Question

I am trying to write a script that will run the following commands:

sudo su
runmqsc_result=`su -c "runmqsc QMGR < /home/rob/query_queue.txt" -m "mqm"`

My issue however, is that these commands are run as part of a shell script, by user that is in the sudoers file. However, obviously sudo su asks for the password of the user running it.

What I need to do is to pass the password to sudo su so that the script will run automatically. How can I do this?

p.s: I can't change the permissions for running "runmqsc"...it HAS to be run as user mqm which needs to be switched to from the root user.

Was it helpful?

Solution

From man sudo:

-S    The -S (stdin) option causes sudo to read the password from the standard
      input instead of the terminal device.  The password must be followed by a
      newline character.

So, while it defies all security principles, echo 'password' | sudo -S su [...] should work.

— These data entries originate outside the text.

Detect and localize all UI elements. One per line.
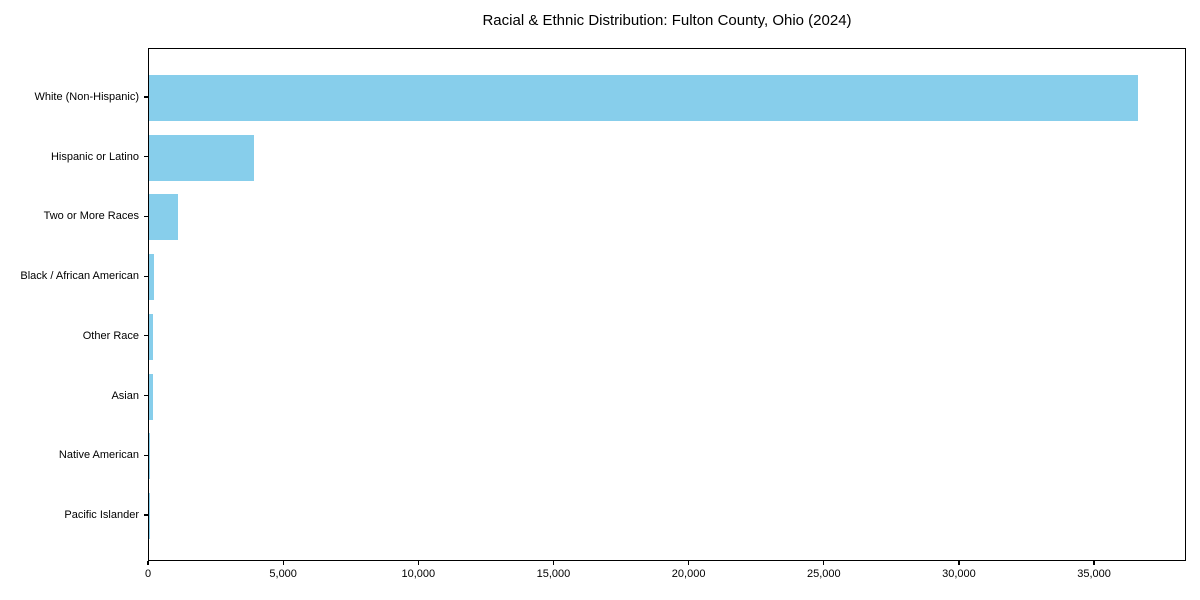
y-axis-label: Two or More Races bbox=[43, 210, 139, 223]
y-tick-mark bbox=[144, 514, 148, 516]
y-tick-mark bbox=[144, 454, 148, 456]
plot-area bbox=[148, 48, 1186, 561]
y-tick-mark bbox=[144, 335, 148, 337]
x-axis-tick-label: 25,000 bbox=[806, 568, 841, 580]
bar-black-african-american bbox=[149, 254, 154, 301]
bar-asian bbox=[149, 373, 154, 420]
x-tick-mark bbox=[552, 561, 555, 565]
x-tick-mark bbox=[282, 561, 284, 565]
x-tick-mark bbox=[417, 561, 419, 565]
y-axis-label: Pacific Islander bbox=[64, 509, 139, 521]
x-tick-mark bbox=[1093, 561, 1095, 565]
y-axis-label: Hispanic or Latino bbox=[50, 150, 139, 163]
y-tick-mark bbox=[144, 156, 148, 158]
y-axis-label: Asian bbox=[111, 389, 139, 402]
bar-two-or-more-races bbox=[149, 194, 178, 241]
y-tick-mark bbox=[144, 394, 148, 397]
x-axis-tick-label: 10,000 bbox=[401, 568, 436, 580]
bar-other-race bbox=[149, 313, 154, 360]
y-axis-label: Native American bbox=[58, 449, 139, 462]
y-tick-mark bbox=[144, 215, 148, 218]
y-axis-label: Black / African American bbox=[20, 270, 139, 283]
chart-title: Racial & Ethnic Distribution: Fulton Cou… bbox=[482, 12, 852, 29]
bar-native-american bbox=[149, 433, 151, 480]
x-axis-tick-label: 0 bbox=[144, 568, 152, 580]
x-tick-mark bbox=[147, 561, 149, 565]
x-tick-mark bbox=[823, 561, 825, 565]
x-axis-tick-label: 5,000 bbox=[269, 568, 297, 580]
x-axis-tick-label: 30,000 bbox=[942, 568, 976, 580]
x-tick-mark bbox=[688, 561, 690, 565]
bar-white-non-hispanic bbox=[149, 75, 1139, 121]
x-tick-mark bbox=[958, 561, 960, 565]
y-tick-mark bbox=[144, 96, 148, 98]
y-axis-label: Other Race bbox=[82, 329, 139, 342]
y-axis-label: White (Non-Hispanic) bbox=[34, 91, 139, 103]
bar-hispanic-or-latino bbox=[149, 134, 255, 181]
y-tick-mark bbox=[144, 275, 148, 277]
x-axis-tick-label: 20,000 bbox=[671, 568, 706, 580]
x-axis-tick-label: 35,000 bbox=[1077, 568, 1111, 580]
x-axis-tick-label: 15,000 bbox=[536, 568, 571, 580]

Alternatively, you could make your script writeable only by root and add the following to /etc/sudoers to allow the user johndoe to run it with root priviledges without having to enter his password:

johndoe ALL = NOPASSWD: /full/path/to/your/script

The part writeable only by root is important to prevent johndoe from modifying the script and executing arbitrary commands as root.

OTHER TIPS

This solution work by using 'script' command from the 'bsdutiles' package that setup a pty (a terminal). The 'sleep' command is there to prevent sending the password before the 'su' command is ready to read it. The 'tail' command remove the "Password:" input line issued by 'su'.

 { sleep 1; echo rootpassword } | script -qc 'su -c "runmqsc QMGR < /home/rob/query_queue.txt" -m "mqm"' /dev/null | tail -n +2

Beware that the rootpassword could be see in many ways (history, ps, /proc/, etc...). Start the command with a space to at least avoid history recording.